Furthermore, the author notes, Austrian Foreign Minister Wenzel Anton von Kaunitz-Rietberg made no secret of his intention to seek “a return of Prussia to its original state of a small, insignificant power.”
“The Seven Years’ War”, is the title of the recently published 544-page volume by the essayist and journalist from Abruzzo who lives in Germany, and also addresses the grandiose but conflict-ridden relationship between the ruler, admired by Napoleon and Karl Marx, and Voltaire, which is between “two Geniuses not designed to be close to each other.” And then to the misogyny of the “Maverick of Sanssouci,” an archenemy of Madame de Pompadour, Empress Elisabeth and Maria Theresa of Austria, who claimed: “To ruin a country , it is enough to let a woman rule it.” .

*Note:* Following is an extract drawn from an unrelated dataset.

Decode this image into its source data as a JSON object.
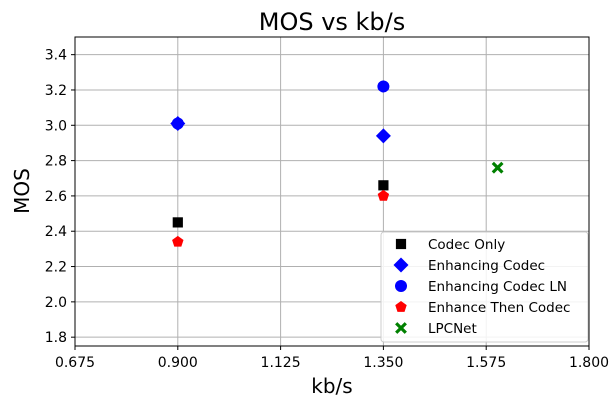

The man whose military genius will inspire Napoleon will always be in the front row of his men in all the battles of the Seven Years’ War, will see five horses on which he sits shot down, will stop a bullet with his snuffbox, and another who now reached his chest at the end of the race.

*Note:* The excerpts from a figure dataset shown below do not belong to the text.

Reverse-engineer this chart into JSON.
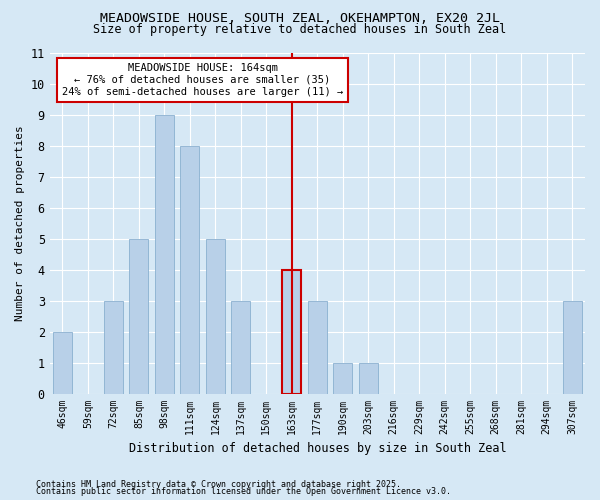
{
  "title": "MEADOWSIDE HOUSE, SOUTH ZEAL, OKEHAMPTON, EX20 2JL",
  "subtitle": "Size of property relative to detached houses in South Zeal",
  "xlabel": "Distribution of detached houses by size in South Zeal",
  "ylabel": "Number of detached properties",
  "categories": [
    "46sqm",
    "59sqm",
    "72sqm",
    "85sqm",
    "98sqm",
    "111sqm",
    "124sqm",
    "137sqm",
    "150sqm",
    "163sqm",
    "177sqm",
    "190sqm",
    "203sqm",
    "216sqm",
    "229sqm",
    "242sqm",
    "255sqm",
    "268sqm",
    "281sqm",
    "294sqm",
    "307sqm"
  ],
  "values": [
    2,
    0,
    3,
    5,
    9,
    8,
    5,
    3,
    0,
    4,
    3,
    1,
    1,
    0,
    0,
    0,
    0,
    0,
    0,
    0,
    3
  ],
  "highlight_index": 9,
  "highlight_color": "#cc0000",
  "bar_color": "#b8d0e8",
  "bar_edge_color": "#8ab0d0",
  "ylim": [
    0,
    11
  ],
  "yticks": [
    0,
    1,
    2,
    3,
    4,
    5,
    6,
    7,
    8,
    9,
    10,
    11
  ],
  "annotation_title": "MEADOWSIDE HOUSE: 164sqm",
  "annotation_line1": "← 76% of detached houses are smaller (35)",
  "annotation_line2": "24% of semi-detached houses are larger (11) →",
  "footer1": "Contains HM Land Registry data © Crown copyright and database right 2025.",
  "footer2": "Contains public sector information licensed under the Open Government Licence v3.0.",
  "bg_color": "#d6e8f5",
  "plot_bg_color": "#d6e8f5",
  "grid_color": "#ffffff",
  "annotation_box_color": "#ffffff",
  "annotation_border_color": "#cc0000",
  "vline_color": "#cc0000",
  "vline_index": 9,
  "bar_width": 0.75
}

Federico’s private life also crops up again and again in the volume, with many strange and delightful details, from his gluttony that leads him to hire the best French chef in the world to his greed for bottarga, which he gets from Algarotti in Italy can be sent.
The man who calls himself the first servant of the state and for this reason has been working since four in the morning is disliked on a human level by Denis Diderot, who also admires him but defines him as “pancing like a parrot and mischievous a monkey”. For Johann Wilfgang Goethe it represents the Pole Star around which the whole world revolves, while Voltaire, describing the rise of this star, will say that the North jumped, the whole Olympus fell and Frederick appeared.
Frederick the Great received his final consecration as a champion of humanity for the abolition of serfdom from Karl Marx, for whom he was “the first to give the land to the peasants.”
From this second great fresco of the Prussian ruler emerges the figure of a character who was created by nature to become an artist, poet or musician, as he will later amply prove, but who immediately after his rise to become the greatest leader of the century suddenly transformed into the greatest leader of the century throne at the age of 28. This is a man who three days later abolishes the death penalty, torture and censorship, who reforms the justice system, who has the trials completed within a year, who advocates universal education throughout Prussia and, as an atheist, calls the Jesuits expelled from all over Europe Teachers welcomed, but it introduced complete freedom of religion, since “everyone has the right to ascend to heaven according to his taste.”
All in a century dominated everywhere by the darkest obscurantism, marked by the cruelest religious persecutions and in which fires are always ready to be lit. A royal flutist with an astonishing talent and sensitivity that would have made him a great soloist today, according to all his contemporaries, who also provided Bach with the theme on which the Variations of the Musical Sacrifice were to be composed. But he is also the man of unprecedented brutality, especially towards his wife, who is forced to live a widow’s life far from him, who will never have the right to enter Sanssouci Palace. His younger brother and heir to the throne, August Wilhelm, fares no better; he dies of a broken heart after being dismissed as a general for alleged mistakes in a lost battle and being showered with terrible insults. However, his literary flair remains unfailing, as he will be the first to read and re-read Voltaire’s Candide three more times, “the only novel worth reading and re-reading several times.”